Essa atuação tem previsão no artigo 27 e 28 da Lei 11.340, a Lei Maria da Penha, que completa 11 anos nesta segunda-feira (7/8). Os dispositivos não deixam dúvida. O primeiro estabelece que, “em todos os atos processuais, cíveis e criminais, a mulher em situação de violência doméstica e familiar deverá estar acompanhada de advogado”. E o segundo diz que “é garantido a toda mulher em situação de violência doméstica e familiar o acesso aos serviços da Defensoria Pública ou de Assistência Judiciária Gratuita, nos termos da lei, em sede policial e judicial, mediante atendimento específico e humanizado”.
 
Segundo Renata Tavares, a leitura desses dispositivos aponta que a Defensoria Pública deve sim estar ao lado das mulheres vítimas de violência em todos os atos necessários à responsabilização dos agressores. Para a defensora, ao dizer que toda mulher tem direito à assistência jurídica integral, desde os primeiros momentos do processo, a Lei Maria da Penha visa justamente à proteção da mulher e impedir a revitimização.  
 
– Eu atuo no tribunal do júri defendendo os acusados, mas nunca gostei que as vítimas de feminicídio, assim como qualquer outra mulher, tivessem violados seus direitos pessoais, como à intimidade e à vida privada. Nunca gostei de perguntas que reforçassem o estereótipo de gênero: “Você estava fazendo o que na rua naquela hora? Você estava usando saia curta? Você tinha quantos namorados? – explicou a defensora.
 
O julgamento ocorreu no dia 7 de julho. Renata esteve posicionada ao lado da jovem o tempo todo. No final do procedimento, ela explicou ao júri o papel da Defensoria naquele caso. A defensora conta que as perguntas feitas pela defesa e acusação foram moderadas – o que é raro. Na avaliação dela, a revitimização ocorre justamente porque advogados e promotores não estão capacitados para trabalhar com as vítimas de violência de gênero. Então, eles fazem perguntas que humilham e constrangem a mulher.
 
– Foi muito importante para mim ter vivido essa experiência e de estar ao lado daquela mulher. Consegui o que eu queria: proteger a mulher dessa atuação invasiva de promotores e advogados, sem violar o direito do acusado – afirmou a defensora.
 
Política institucional

A coordenadora de Defesa dos Direitos da Mulher da DPRJ, Arlanza Rebello, explicou que a assistência à vítima é uma figura processual nova, que exige melhor compreensão e cuja atuação deverá se dar em todos os processos abarcados pela Lei Maria da Penha, seja nos juizados, varas de violência doméstica e familiar ou no júri.
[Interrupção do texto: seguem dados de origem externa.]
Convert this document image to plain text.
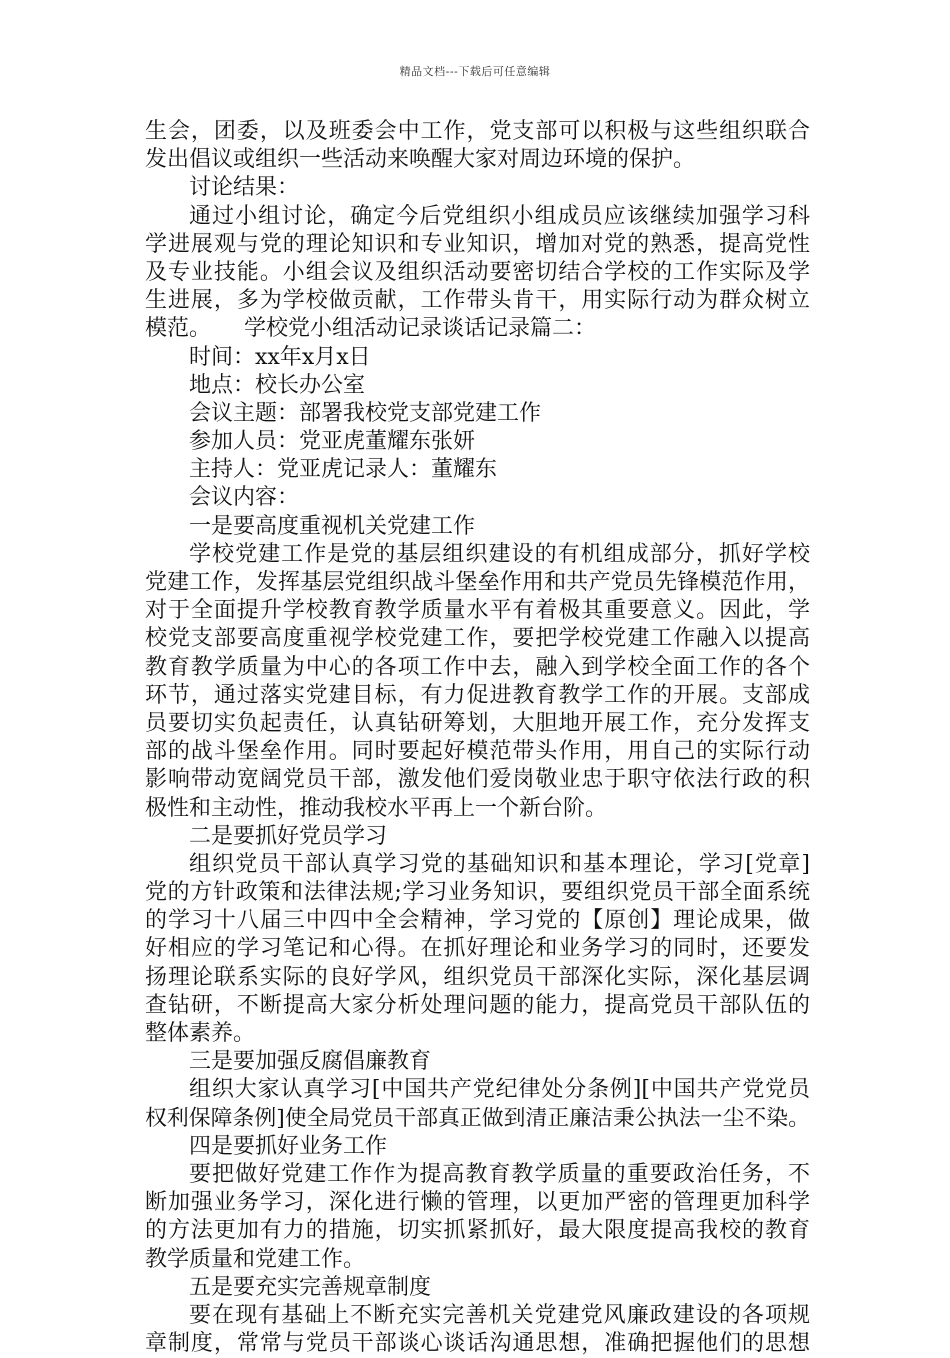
精品文档---下载后可任意编辑
生会，团委，以及班委会中工作，党支部可以积极与这些组织联合
发出倡议或组织一些活动来唤醒大家对周边环境的保护。
讨论结果：
通过小组讨论，确定今后党组织小组成员应该继续加强学习科
学进展观与党的理论知识和专业知识，增加对党的熟悉，提高党性
及专业技能。小组会议及组织活动要密切结合学校的工作实际及学
生进展，多为学校做贡献，工作带头肯干，用实际行动为群众树立
模范。　　学校党小组活动记录谈话记录篇二：
时间：xx年x月x日
地点：校长办公室
会议主题：部署我校党支部党建工作
参加人员：党亚虎董耀东张妍
主持人：党亚虎记录人：董耀东
会议内容：
一是要高度重视机关党建工作
学校党建工作是党的基层组织建设的有机组成部分，抓好学校
党建工作，发挥基层党组织战斗堡垒作用和共产党员先锋模范作用，
对于全面提升学校教育教学质量水平有着极其重要意义。因此，学
校党支部要高度重视学校党建工作，要把学校党建工作融入以提高
教育教学质量为中心的各项工作中去，融入到学校全面工作的各个
环节，通过落实党建目标，有力促进教育教学工作的开展。支部成
员要切实负起责任，认真钻研筹划，大胆地开展工作，充分发挥支
部的战斗堡垒作用。同时要起好模范带头作用，用自己的实际行动
影响带动宽阔党员干部，激发他们爱岗敬业忠于职守依法行政的积
极性和主动性，推动我校水平再上一个新台阶。
二是要抓好党员学习
组织党员干部认真学习党的基础知识和基本理论，学习[党章]
党的方针政策和法律法规;学习业务知识，要组织党员干部全面系统
的学习十八届三中四中全会精神，学习党的【原创】理论成果，做
好相应的学习笔记和心得。在抓好理论和业务学习的同时，还要发
扬理论联系实际的良好学风，组织党员干部深化实际，深化基层调
查钻研，不断提高大家分析处理问题的能力，提高党员干部队伍的
整体素养。
三是要加强反腐倡廉教育
组织大家认真学习[中国共产党纪律处分条例][中国共产党党员
权利保障条例]使全局党员干部真正做到清正廉洁秉公执法一尘不染。
四是要抓好业务工作
要把做好党建工作作为提高教育教学质量的重要政治任务，不
断加强业务学习，深化进行懒的管理，以更加严密的管理更加科学
的方法更加有力的措施，切实抓紧抓好，最大限度提高我校的教育
教学质量和党建工作。
五是要充实完善规章制度
要在现有基础上不断充实完善机关党建党风廉政建设的各项规
章制度，常常与党员干部谈心谈话沟通思想，准确把握他们的思想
De acordo com ela, a atuação é uma política institucional da Defensoria Pública do Rio.
 
– É uma política institucional a defesa de direitos da mulher em situação de violência em todas as instâncias e juízos. Descortinar e valorizar a assistência da vítima de violência doméstica e familiar, como atuação da Defensoria Pública trazida pela Lei Maria da Penha, assim como reconhecer e enfrentar a revitimização e a violência institucional contra as mulheres, são focos da Coordenadoria de Defesa da Mulher e fruto da experiência acumulada nos 20 anos de existência do Núcleo Especial de Defesa dos Direitos da Mulher e de Vítimas de Violência de Gênero (Nudem) – ressaltou a defensora.